When I entered the teaching field, I knew my skill would grow and I would change the world. By the end of my first day of teaching, I was rethinking that goal. Teaching was hard work and the world so big. So I decided to shift my goal and focus on changing my students. No doubt, this would be easier since I had direct contact with them. I quickly discovered student lives are enormously complex with great variability; and I didn’t have access to most of the variables: home life, socio-economic status, and the like. So I decided to focus on changing my bulletin board.
I imagine my path is similar to many educator’s. The great majority of them are high-quality, hard-working individuals who really want to influence society. But education is charged with controversial variables and political wrangling (and sometimes just flat-out bad teachers); and these factors grind schooling to a crawl. Educators become disillusioned with the system and lose their lofty goals. This results in headlines where teachers abuse students, parents attack teachers, and students become eager for anything other than school.
Every organizational system has it’s problems, and only leaders will draw the organization out of it’s systemic shallows. Education is in need of more quality leaders–and not just those with a lofty title. Educational leadership is most influential where students intersect the system. Every educator can learn to live as a leader by overcoming three common leadership challenges.
1. Overcoming the Fear of Conflict
While school personnel regularly face conflict in their environments, there is a tendency to ignore the irregularities observed in other educators.
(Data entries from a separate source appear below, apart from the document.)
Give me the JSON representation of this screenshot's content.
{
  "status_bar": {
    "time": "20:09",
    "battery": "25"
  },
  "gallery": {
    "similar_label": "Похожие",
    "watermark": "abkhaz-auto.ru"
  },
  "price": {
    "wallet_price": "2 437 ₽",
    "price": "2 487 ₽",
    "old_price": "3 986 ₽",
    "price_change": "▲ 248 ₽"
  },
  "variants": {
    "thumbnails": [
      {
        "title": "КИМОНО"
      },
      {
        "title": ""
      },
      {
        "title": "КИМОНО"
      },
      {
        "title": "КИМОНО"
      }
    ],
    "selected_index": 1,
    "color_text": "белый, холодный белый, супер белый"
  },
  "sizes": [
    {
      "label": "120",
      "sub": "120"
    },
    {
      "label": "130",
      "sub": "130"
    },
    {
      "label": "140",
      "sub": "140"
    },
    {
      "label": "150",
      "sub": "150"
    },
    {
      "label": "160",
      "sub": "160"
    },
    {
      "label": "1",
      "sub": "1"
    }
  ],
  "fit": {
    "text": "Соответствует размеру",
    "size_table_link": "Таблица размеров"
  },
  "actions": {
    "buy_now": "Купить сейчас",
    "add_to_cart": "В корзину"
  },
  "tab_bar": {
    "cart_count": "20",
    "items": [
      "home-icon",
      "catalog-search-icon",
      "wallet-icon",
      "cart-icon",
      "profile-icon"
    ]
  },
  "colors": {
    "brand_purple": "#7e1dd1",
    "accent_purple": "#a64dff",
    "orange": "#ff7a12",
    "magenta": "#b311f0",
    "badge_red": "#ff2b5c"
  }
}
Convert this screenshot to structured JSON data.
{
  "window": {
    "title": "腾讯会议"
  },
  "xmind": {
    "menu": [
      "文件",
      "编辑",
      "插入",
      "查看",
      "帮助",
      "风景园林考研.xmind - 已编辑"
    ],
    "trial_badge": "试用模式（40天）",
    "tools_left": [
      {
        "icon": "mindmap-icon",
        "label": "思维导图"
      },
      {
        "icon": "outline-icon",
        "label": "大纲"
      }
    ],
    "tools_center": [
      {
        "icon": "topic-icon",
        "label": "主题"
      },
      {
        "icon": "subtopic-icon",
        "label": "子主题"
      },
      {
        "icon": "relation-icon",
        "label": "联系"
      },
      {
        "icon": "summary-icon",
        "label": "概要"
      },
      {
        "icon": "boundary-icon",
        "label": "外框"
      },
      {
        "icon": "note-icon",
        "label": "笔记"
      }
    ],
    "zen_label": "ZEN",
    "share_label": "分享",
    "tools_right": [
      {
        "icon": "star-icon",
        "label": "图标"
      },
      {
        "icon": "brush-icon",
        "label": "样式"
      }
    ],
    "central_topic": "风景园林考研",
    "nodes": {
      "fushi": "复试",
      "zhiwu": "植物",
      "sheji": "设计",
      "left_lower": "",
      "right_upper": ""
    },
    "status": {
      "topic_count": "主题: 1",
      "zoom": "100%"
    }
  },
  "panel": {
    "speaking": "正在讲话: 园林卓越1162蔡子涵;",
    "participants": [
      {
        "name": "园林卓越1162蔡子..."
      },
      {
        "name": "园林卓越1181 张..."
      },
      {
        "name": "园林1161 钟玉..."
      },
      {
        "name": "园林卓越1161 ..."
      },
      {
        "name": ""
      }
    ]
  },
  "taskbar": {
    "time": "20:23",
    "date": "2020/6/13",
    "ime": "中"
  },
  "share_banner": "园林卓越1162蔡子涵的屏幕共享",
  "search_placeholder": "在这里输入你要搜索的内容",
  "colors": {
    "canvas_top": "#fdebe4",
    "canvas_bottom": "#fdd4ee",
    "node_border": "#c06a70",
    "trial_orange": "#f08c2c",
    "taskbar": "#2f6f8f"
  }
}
Leading in the educational environment means educators will need to confront educators.
2. Overcoming the Distaste of Paradox
Equitability is a popular education word meaning fair and impartial. Too often “equitability” is understood as “equal” and educators become frustrated when everyone is not treated the same. Educators can lead by responding to various needs with situationally correct responses–sometimes with behaviors that seem contradictory.
3. Overcoming the Insecurity of Ambiguity
The correct answers of life are not generally available in multiple choice form, and the process of elimination rarely leads to only two life choices. Life offers substantial ambiguity and strong leaders embrace the lack of clarity. Educators can lead by recognizing answers come slowly and embracing the process of discovery.
Leadership has challenges in every environment. Tenacious leaders face the obstacles head-on confident the hurdle is not insurmountable. Unfortunately, the perception of education among stakeholders–be they community member, legislator, or educator–is of a broken system. Educators, themselves, offer an apt solution to a perpetual problem.
What do you think are additional leadership obstacles educators can overcome?